During the year, the largest slice of insured losses came from the impacts of Hurricane Laura, which drove claims of between $8 billion to $9 billion.

Outside of the U.S., Willis Re highlights the impacts of European windstorm Ciara (Sabine) in more than ten countries, driving insured losses of almost $2 billion.

In Asia, Tropical Cyclone Haishen led to less than $1 billion of insured losses, which is someway below those caused by similar storms during 2019’s cyclone season, notes Willis Re.

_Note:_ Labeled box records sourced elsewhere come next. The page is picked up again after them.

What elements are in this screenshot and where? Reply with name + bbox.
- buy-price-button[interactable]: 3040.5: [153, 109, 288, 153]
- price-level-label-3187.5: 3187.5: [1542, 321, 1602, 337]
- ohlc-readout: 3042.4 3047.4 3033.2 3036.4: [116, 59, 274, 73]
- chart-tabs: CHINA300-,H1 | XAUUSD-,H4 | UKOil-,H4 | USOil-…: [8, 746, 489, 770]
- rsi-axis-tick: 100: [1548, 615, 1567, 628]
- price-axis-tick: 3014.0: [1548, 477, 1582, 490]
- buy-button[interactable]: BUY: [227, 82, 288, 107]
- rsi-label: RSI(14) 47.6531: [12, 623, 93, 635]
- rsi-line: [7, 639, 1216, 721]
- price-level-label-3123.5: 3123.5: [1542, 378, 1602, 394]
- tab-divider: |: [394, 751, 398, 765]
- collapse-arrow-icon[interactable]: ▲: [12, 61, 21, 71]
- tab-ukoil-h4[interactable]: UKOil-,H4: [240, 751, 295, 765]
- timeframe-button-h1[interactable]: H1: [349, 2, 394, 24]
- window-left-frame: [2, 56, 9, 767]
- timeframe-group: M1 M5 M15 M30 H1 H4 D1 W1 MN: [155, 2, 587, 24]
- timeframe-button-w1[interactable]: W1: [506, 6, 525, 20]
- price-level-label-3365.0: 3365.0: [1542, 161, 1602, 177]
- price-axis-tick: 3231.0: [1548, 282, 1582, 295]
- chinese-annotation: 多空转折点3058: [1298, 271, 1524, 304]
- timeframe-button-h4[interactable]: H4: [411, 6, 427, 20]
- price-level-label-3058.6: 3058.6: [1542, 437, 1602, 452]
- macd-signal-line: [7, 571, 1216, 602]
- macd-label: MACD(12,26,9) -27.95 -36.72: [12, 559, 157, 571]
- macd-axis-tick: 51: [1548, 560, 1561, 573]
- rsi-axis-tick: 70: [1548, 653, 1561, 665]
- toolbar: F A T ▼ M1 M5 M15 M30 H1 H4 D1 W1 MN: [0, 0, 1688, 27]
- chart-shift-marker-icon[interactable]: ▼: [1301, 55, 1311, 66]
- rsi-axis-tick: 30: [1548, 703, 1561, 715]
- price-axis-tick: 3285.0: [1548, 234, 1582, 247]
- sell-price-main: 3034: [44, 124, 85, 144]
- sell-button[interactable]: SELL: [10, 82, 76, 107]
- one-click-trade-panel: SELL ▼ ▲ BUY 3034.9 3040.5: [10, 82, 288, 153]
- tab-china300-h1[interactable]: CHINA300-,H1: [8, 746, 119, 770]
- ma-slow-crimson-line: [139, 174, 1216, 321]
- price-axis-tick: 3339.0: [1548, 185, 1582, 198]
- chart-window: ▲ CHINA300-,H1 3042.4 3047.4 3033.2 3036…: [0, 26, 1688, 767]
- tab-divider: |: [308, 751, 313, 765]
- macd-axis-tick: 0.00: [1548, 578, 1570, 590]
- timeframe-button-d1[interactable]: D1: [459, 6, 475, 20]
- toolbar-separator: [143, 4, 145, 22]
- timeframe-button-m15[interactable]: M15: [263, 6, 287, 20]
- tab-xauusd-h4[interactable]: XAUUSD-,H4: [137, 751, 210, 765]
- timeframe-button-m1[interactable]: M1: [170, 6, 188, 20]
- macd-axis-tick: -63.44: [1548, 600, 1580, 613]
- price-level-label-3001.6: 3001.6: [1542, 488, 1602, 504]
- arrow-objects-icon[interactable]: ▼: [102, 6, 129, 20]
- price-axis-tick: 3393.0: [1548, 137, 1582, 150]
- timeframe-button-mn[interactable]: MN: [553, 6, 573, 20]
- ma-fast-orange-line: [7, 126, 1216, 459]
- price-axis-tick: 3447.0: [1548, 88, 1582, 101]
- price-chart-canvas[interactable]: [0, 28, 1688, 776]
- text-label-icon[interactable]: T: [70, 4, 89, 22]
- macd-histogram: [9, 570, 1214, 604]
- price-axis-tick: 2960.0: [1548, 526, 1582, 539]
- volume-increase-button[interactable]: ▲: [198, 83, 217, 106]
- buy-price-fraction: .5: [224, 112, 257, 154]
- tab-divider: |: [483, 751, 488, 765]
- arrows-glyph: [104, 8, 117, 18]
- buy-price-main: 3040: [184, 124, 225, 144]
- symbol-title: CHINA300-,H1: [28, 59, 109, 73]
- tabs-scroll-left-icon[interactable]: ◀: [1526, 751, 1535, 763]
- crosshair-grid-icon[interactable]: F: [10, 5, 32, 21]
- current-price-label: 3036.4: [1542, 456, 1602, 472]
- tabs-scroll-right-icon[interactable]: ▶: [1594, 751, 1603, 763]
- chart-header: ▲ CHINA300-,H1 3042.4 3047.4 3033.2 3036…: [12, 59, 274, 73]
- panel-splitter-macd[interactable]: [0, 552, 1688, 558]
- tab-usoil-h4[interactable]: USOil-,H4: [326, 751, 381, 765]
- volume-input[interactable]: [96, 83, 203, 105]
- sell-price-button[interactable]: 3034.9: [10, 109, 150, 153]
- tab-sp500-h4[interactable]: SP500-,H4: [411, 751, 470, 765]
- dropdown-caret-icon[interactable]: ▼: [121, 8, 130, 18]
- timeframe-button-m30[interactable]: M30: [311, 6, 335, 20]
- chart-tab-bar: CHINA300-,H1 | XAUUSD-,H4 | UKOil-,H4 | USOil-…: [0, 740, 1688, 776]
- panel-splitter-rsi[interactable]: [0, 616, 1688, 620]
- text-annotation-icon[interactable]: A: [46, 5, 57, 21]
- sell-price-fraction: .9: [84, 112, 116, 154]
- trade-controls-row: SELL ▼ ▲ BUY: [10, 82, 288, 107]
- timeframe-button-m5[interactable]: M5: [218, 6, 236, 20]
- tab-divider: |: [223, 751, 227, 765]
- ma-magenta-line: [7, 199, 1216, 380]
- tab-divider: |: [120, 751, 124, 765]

Additionally, the largest event of the year to hit Latin America and the Caribbean was Hurricane Iota in November, with an estimated economic loss of about $1.3 billion, of which only a small percentage is expected to be covered by re/insurance.

“A record number of North Atlantic hurricanes formed in 2020, but landfalls did not occur in great numbers, or touch areas with highly concentrated insured exposures. If they had, the story of 2020 would have been dramatically different. However, the sheer number of storms – and the continued incidence of billion-dollar wildfires in the US and elsewhere, plus the severity of the Iowa derecho event – gives the industry cause to consider new emerging trends,” said Vaughn Jensen, Executive Vice President, Catastrophe Analytics, Willis Re North America.